Brack Marcus Barr was the son of sharecroppers who relocated from Monticello, Georgia to the Manchester neighborhood of Pittsburgh when Brack was only 5.  Barr graduated from Oliver High School in 1934 at which time he enlisted in the Navy.  His six year stint as a naval man took him to Spain, Germany and Hawaii.  After receiving an honorable discharge from the Navy in 1941, Barr returned to Pittsburgh to work in the Jones and Laughlin Steel Company as well as the Naval Yard on Neville Island.  Six months after his discharge, Japan attacked Pearl Harbor, sinking four battleships, including USS Oklahoma, the ship on which Barr had been stationed.


Seeking better opportunities for himself and his new wife, Barr enlisted in the Army at the age of 29.  He applied for and was accepted into a new and demanding program designed to train African American men to serve as Air Force pilots and was deployed to Tuskegee Institute.


When America entered World War II in 1941 The Air Force was a major component of the American Military but no African Americans had been allowed to serve as Air Force Pilots.  Some African American military personnel had been trained during World War I to be “Aerial Oberservationists” but, upon completing their training, had not been allowed to serve in that capacity.  This and other such rejections of African American volunteers had led to much lobbying between the World Wars to convince Congress to allow African American Air Force Pilots.  Finally, in 1939, Congress passed Appropriations Bill Public Law 18 which designated funds for training African American pilots.

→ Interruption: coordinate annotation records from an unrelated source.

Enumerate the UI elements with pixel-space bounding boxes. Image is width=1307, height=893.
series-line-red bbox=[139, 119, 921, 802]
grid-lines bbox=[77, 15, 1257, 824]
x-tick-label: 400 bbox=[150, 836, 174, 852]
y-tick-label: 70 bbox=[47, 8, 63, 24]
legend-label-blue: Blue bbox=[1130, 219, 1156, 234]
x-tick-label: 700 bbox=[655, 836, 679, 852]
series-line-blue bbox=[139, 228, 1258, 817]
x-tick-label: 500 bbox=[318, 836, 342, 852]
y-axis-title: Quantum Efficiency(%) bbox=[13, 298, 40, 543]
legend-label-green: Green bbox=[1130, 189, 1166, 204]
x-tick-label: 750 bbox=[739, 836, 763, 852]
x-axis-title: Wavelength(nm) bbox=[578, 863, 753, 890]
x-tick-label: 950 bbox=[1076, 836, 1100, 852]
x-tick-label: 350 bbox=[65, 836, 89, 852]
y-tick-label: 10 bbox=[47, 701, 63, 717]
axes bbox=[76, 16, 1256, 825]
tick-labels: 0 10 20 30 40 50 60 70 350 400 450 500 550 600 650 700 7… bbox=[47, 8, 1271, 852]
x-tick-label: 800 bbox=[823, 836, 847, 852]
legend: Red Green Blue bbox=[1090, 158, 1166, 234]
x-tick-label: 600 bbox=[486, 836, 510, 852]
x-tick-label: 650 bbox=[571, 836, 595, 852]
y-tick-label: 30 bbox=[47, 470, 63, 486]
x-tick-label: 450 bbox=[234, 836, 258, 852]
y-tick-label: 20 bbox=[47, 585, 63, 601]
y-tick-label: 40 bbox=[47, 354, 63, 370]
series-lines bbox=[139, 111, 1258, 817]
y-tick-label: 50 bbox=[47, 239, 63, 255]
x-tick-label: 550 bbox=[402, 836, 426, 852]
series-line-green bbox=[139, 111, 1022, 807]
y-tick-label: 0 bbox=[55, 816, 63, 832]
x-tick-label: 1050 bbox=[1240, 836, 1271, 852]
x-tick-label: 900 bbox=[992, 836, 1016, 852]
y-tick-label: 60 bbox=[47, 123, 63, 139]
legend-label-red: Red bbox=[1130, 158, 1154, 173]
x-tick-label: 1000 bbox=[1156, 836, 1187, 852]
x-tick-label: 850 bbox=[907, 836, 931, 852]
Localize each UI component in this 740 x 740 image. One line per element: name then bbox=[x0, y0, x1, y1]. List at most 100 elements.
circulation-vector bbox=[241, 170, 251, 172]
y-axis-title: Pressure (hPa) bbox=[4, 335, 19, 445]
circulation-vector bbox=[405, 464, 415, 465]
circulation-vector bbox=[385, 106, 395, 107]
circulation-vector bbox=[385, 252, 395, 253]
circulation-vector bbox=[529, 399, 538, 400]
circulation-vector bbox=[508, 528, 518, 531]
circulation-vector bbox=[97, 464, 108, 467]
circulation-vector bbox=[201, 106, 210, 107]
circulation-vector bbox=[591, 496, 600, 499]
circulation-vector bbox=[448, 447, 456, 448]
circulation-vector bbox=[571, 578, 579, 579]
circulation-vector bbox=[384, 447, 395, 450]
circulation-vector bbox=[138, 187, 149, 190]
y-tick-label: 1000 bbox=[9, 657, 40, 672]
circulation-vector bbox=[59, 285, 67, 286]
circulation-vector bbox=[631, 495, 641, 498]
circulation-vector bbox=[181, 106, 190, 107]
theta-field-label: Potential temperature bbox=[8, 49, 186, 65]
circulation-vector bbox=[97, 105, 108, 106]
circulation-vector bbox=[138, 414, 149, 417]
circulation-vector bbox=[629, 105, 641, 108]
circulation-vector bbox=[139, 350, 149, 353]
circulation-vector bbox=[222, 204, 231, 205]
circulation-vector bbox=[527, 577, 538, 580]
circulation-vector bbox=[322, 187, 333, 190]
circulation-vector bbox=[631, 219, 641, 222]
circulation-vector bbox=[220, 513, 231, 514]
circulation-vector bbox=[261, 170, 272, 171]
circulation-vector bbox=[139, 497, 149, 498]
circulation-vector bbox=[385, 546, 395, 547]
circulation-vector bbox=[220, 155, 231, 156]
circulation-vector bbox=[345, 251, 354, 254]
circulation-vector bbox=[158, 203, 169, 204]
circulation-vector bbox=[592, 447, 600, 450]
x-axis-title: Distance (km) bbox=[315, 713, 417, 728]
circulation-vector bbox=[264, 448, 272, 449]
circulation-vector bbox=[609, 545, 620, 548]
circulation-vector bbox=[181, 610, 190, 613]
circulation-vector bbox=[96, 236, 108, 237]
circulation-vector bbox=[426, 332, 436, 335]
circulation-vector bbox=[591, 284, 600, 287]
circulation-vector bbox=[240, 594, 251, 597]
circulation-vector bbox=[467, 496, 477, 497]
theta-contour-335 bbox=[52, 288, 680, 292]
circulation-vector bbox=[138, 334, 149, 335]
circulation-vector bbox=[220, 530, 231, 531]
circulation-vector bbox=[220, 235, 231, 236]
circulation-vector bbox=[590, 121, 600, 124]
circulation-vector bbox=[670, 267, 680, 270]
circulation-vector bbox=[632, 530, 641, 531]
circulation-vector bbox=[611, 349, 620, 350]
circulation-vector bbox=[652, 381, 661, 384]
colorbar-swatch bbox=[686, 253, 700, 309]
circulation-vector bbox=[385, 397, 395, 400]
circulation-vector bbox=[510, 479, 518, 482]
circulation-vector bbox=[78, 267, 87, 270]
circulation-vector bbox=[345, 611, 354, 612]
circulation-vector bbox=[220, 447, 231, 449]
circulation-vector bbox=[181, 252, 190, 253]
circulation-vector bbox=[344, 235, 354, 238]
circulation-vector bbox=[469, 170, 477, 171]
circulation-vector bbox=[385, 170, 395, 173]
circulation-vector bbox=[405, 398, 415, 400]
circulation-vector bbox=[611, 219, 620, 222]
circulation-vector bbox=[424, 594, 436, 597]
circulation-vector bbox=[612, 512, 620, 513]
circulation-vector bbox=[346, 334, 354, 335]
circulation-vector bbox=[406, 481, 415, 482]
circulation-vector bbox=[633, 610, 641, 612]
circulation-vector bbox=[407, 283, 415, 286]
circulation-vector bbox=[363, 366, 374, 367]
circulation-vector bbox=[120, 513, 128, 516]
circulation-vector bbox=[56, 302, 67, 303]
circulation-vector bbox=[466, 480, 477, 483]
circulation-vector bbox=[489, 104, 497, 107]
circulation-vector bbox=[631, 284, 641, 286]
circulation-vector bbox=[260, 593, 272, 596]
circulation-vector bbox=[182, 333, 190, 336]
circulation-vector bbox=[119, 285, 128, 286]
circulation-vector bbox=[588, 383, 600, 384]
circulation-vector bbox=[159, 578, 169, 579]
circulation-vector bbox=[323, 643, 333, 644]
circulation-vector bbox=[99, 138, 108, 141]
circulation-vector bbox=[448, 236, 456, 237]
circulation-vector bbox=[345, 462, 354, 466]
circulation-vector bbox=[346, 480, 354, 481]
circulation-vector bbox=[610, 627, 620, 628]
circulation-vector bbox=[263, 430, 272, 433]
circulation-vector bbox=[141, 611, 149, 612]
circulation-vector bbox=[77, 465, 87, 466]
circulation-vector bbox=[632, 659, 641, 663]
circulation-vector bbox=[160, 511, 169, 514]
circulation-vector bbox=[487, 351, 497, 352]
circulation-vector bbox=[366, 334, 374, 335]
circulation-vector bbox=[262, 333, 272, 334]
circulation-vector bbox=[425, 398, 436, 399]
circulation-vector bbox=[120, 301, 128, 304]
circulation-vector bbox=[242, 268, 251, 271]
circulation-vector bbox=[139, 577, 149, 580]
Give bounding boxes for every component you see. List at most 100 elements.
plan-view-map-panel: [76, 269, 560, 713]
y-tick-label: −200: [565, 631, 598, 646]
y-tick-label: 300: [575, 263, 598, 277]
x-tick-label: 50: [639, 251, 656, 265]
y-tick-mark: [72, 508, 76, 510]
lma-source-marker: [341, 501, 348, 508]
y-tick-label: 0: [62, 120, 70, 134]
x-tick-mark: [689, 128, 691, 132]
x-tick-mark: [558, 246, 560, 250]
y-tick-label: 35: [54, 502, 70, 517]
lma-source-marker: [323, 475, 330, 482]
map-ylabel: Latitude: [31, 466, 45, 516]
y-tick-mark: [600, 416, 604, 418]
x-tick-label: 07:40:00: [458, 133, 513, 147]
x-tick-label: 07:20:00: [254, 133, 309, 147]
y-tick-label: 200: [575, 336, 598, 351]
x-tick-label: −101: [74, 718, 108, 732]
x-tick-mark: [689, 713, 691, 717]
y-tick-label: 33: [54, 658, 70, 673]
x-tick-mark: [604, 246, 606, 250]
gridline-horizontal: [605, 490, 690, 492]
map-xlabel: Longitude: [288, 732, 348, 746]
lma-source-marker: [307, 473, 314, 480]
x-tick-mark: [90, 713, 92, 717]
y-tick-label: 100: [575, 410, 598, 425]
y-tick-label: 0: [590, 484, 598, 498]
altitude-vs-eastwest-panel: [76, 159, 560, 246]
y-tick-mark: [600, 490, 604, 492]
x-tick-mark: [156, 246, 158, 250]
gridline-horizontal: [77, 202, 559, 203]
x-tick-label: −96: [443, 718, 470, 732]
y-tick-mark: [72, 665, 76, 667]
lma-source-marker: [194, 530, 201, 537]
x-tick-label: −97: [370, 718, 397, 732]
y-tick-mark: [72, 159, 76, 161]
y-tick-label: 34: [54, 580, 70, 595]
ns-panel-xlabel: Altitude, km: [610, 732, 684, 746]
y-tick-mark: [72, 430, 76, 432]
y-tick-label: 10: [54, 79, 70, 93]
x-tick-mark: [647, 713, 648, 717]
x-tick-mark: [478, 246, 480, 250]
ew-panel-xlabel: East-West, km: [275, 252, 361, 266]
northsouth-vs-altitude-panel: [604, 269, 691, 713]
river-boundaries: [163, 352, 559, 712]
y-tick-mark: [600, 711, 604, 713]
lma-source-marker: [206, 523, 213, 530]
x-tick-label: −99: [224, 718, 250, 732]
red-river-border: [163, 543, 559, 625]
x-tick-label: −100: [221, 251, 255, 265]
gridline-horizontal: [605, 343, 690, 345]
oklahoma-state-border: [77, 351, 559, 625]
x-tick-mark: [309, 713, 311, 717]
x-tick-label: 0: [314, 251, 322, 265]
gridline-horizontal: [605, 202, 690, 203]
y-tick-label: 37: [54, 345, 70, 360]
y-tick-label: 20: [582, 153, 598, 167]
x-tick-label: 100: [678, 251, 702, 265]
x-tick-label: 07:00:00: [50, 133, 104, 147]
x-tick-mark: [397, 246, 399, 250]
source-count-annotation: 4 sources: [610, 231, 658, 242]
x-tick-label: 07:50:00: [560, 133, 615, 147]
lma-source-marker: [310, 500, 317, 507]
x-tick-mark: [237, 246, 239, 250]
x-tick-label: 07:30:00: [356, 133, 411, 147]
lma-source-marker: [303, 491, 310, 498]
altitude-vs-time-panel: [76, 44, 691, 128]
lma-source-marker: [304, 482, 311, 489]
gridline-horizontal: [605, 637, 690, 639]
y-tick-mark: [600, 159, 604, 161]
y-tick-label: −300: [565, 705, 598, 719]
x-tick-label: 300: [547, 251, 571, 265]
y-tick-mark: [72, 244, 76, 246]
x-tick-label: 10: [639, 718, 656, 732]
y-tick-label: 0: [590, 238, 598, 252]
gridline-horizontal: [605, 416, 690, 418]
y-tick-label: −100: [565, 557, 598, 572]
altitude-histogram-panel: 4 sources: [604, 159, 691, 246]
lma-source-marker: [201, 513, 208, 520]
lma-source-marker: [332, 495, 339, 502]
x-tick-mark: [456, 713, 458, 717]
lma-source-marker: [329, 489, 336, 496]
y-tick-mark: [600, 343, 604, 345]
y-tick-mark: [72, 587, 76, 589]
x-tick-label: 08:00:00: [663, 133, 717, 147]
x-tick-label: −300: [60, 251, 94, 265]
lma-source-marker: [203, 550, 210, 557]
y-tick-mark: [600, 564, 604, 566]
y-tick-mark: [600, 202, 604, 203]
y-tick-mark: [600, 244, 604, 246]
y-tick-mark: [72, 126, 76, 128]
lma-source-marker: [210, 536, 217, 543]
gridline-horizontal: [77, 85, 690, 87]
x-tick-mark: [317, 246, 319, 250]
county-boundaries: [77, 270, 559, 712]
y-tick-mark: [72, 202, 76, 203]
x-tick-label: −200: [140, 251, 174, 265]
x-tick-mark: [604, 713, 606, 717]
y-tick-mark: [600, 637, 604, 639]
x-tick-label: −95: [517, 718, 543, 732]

1939 was the same year that the Tuskegee Institute started its Civilian Pilot Training Program.  By 1941 pressure from both Congress and the War itself moved the Army Air Corp to form an all-black unit, trained and fit for the demands of air combat, both piloting fighter planes as well as maintaining them.  The CPTP of Tuskegee was in charge of producing a strong pool of candidates for just such a unit. Stationed at an isolated airfield in Alabama, the training was strict and brutal.  Despite such demands, over 1000 candidates passed their exams. Barr was one of 71 trainees from Northern Pennsylvania who successfully completed the training but he did not see action in Europe due to illness. By the end of WWII, Tuskegee pilots had flown over 1400 missions and were known as skilled fliers and brave soldiers.  Their efforts in WWII went far in racial desegregation of the American Armed Forces, which was finally signed into law by President Truman in July of 1948. 


After the war, Brack reunited with his wife and family in Pittsburgh.  He worked for the United States Post Office for 34 years.  After retiring in 1972, he worked as a bank messenger and volunteered his time as a deacon at both the New Zion Church and White Lily Baptist Church. He also worked with the Neighborhood Youth Corps job training program.  Barr was a deeply educated and informed man, an avid reader across a wide range of topics, despite his full schedule of work, church and community involvement. He died from complications of Parkinson’s disease on January 12, 2001.